Девочка поджала губы, но сейчас же послушно встала и ушла,
из чего Петя заключил, что подобные вещи случаются в семье Черноиваненко
довольно часто.
– Слушаю, – сказал Гаврик.
– Осипов просил передать товарищам, что его взяли на
границе, – сказал Петя, понизив голос, и рассказал все, что случилось в
таможенном зале станции Волочиск в тот день, когда они переезжали границу.
Гаврик очень серьезно, но молчаливо это выслушал и сказал:
– Сейчас.
Он пошел в хату, откуда через минуту вернулся с Терентием.
– А, вот и наш заграничник! – сказал Терентий, протягивая
Пете руку. С приездом! Большое вам спасибо за письмо. Выручили нас.
Петя заметил, что Терентий тоже как-то изменился за лето.

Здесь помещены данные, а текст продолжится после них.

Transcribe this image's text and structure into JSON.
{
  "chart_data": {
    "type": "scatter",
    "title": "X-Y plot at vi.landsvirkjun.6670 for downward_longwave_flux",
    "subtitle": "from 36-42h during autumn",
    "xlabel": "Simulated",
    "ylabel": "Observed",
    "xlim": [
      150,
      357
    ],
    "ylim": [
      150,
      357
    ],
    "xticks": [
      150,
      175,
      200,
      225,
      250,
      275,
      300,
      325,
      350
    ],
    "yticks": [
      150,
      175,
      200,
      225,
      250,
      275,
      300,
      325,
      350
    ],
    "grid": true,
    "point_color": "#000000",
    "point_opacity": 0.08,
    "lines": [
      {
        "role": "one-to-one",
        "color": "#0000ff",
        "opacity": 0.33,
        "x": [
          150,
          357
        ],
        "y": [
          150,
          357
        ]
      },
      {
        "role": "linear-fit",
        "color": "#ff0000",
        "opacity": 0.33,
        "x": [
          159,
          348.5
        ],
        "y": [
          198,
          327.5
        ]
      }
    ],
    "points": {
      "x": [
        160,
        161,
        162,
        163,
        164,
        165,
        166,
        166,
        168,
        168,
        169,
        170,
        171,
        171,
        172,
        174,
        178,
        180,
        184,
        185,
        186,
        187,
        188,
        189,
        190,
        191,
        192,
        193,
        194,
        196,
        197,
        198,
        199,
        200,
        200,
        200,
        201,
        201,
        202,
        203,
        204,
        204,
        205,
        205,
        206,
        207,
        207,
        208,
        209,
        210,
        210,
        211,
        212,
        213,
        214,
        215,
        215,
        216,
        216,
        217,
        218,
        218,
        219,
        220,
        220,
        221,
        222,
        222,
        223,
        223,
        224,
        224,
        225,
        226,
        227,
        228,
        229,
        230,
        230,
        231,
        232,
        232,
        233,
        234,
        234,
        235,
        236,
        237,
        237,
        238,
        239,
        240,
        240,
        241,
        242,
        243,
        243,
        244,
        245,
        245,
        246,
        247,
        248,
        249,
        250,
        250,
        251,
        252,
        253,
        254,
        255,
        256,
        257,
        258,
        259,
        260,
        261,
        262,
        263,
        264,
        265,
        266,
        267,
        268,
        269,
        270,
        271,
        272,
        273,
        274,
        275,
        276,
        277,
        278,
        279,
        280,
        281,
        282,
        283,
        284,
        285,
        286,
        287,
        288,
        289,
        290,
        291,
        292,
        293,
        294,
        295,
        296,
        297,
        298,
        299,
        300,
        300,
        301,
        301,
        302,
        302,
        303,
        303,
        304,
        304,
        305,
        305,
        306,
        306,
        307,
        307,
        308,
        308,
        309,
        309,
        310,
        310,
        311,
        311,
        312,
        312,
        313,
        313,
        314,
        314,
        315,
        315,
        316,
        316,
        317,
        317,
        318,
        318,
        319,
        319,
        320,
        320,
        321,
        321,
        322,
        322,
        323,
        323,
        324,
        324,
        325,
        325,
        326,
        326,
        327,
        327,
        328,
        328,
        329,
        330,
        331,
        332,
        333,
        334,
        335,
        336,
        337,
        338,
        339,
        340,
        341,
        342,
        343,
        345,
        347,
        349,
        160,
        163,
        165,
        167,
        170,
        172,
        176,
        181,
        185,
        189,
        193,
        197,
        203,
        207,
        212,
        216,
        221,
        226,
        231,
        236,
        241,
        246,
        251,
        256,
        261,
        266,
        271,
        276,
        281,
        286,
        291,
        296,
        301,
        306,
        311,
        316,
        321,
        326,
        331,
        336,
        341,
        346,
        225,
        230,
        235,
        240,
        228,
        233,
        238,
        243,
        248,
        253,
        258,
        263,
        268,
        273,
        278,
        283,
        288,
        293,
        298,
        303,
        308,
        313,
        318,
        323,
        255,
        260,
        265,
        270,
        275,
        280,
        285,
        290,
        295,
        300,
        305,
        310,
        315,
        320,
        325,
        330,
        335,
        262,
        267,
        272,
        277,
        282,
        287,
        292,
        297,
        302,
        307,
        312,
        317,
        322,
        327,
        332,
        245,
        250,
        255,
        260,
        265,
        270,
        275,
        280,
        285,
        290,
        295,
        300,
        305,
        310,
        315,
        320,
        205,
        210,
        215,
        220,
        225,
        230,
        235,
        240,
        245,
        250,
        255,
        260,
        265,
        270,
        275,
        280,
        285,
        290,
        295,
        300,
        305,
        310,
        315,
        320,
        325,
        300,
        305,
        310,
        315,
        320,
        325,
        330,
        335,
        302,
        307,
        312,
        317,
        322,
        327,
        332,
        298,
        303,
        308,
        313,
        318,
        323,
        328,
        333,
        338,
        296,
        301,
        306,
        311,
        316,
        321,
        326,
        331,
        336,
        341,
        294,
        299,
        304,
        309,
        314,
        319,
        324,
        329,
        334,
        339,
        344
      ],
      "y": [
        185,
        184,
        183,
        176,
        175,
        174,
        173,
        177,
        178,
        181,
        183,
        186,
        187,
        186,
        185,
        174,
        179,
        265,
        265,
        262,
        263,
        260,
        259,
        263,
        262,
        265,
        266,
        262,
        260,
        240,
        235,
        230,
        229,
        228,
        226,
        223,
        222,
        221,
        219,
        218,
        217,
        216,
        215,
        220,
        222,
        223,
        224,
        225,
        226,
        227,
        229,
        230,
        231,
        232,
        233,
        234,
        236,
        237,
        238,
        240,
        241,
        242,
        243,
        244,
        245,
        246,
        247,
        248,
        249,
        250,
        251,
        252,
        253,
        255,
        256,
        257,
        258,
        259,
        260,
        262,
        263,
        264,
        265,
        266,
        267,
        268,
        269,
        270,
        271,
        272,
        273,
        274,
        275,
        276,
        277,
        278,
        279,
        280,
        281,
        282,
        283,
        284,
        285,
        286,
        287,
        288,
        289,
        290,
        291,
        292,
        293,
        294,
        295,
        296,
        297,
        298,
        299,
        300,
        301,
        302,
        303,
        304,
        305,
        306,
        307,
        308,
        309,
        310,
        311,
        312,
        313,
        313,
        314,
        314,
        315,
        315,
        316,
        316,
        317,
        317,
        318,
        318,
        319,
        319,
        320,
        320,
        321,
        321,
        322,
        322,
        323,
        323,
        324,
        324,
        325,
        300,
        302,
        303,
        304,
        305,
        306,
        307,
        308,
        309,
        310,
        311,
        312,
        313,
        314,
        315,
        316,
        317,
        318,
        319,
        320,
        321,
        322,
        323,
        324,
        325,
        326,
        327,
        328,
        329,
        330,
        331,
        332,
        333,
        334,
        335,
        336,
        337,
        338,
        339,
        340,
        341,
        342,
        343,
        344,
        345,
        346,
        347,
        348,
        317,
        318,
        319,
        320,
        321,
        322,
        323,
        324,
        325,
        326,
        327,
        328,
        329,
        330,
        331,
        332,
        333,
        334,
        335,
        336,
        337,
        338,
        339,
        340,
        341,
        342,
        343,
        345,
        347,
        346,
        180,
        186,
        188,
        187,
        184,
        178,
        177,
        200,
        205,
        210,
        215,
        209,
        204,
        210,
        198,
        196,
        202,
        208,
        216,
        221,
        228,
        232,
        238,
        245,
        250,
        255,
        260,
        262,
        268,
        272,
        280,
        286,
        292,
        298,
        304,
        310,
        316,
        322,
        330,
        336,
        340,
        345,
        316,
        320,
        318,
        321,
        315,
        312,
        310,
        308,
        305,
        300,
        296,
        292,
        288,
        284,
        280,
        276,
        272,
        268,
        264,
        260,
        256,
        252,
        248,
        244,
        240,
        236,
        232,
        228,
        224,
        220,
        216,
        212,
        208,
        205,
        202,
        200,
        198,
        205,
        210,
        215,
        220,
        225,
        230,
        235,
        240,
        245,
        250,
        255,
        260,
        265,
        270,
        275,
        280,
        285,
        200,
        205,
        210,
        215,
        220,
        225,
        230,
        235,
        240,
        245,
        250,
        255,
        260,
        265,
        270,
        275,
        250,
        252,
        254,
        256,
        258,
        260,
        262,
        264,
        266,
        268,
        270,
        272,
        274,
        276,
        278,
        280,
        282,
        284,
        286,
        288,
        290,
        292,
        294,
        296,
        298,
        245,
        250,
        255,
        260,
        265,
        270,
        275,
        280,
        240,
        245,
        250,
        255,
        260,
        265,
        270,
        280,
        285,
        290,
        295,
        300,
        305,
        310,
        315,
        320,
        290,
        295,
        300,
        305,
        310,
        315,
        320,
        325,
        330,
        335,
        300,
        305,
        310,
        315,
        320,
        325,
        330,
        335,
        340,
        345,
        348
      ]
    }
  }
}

Хотя его широкое, тронутое оспой лицо мастерового человека было по-прежнему
простодушно грубовато, но Петя почувствовал в нем гораздо больше твердости и
внутренней независимости, чем раньше. Ново было также и то, что Терентий
обратился к Пете на «вы». Так же как и Гаврик, он был по-домашнему босиком, но
на нем были хорошие новые брюки, накинутый на жирные плечи летний коломянковый
пиджак и свежая сорочка с металлической запонкой в верхней петельке, из чего
можно было заключить, что Терентий носит крахмальные воротнички.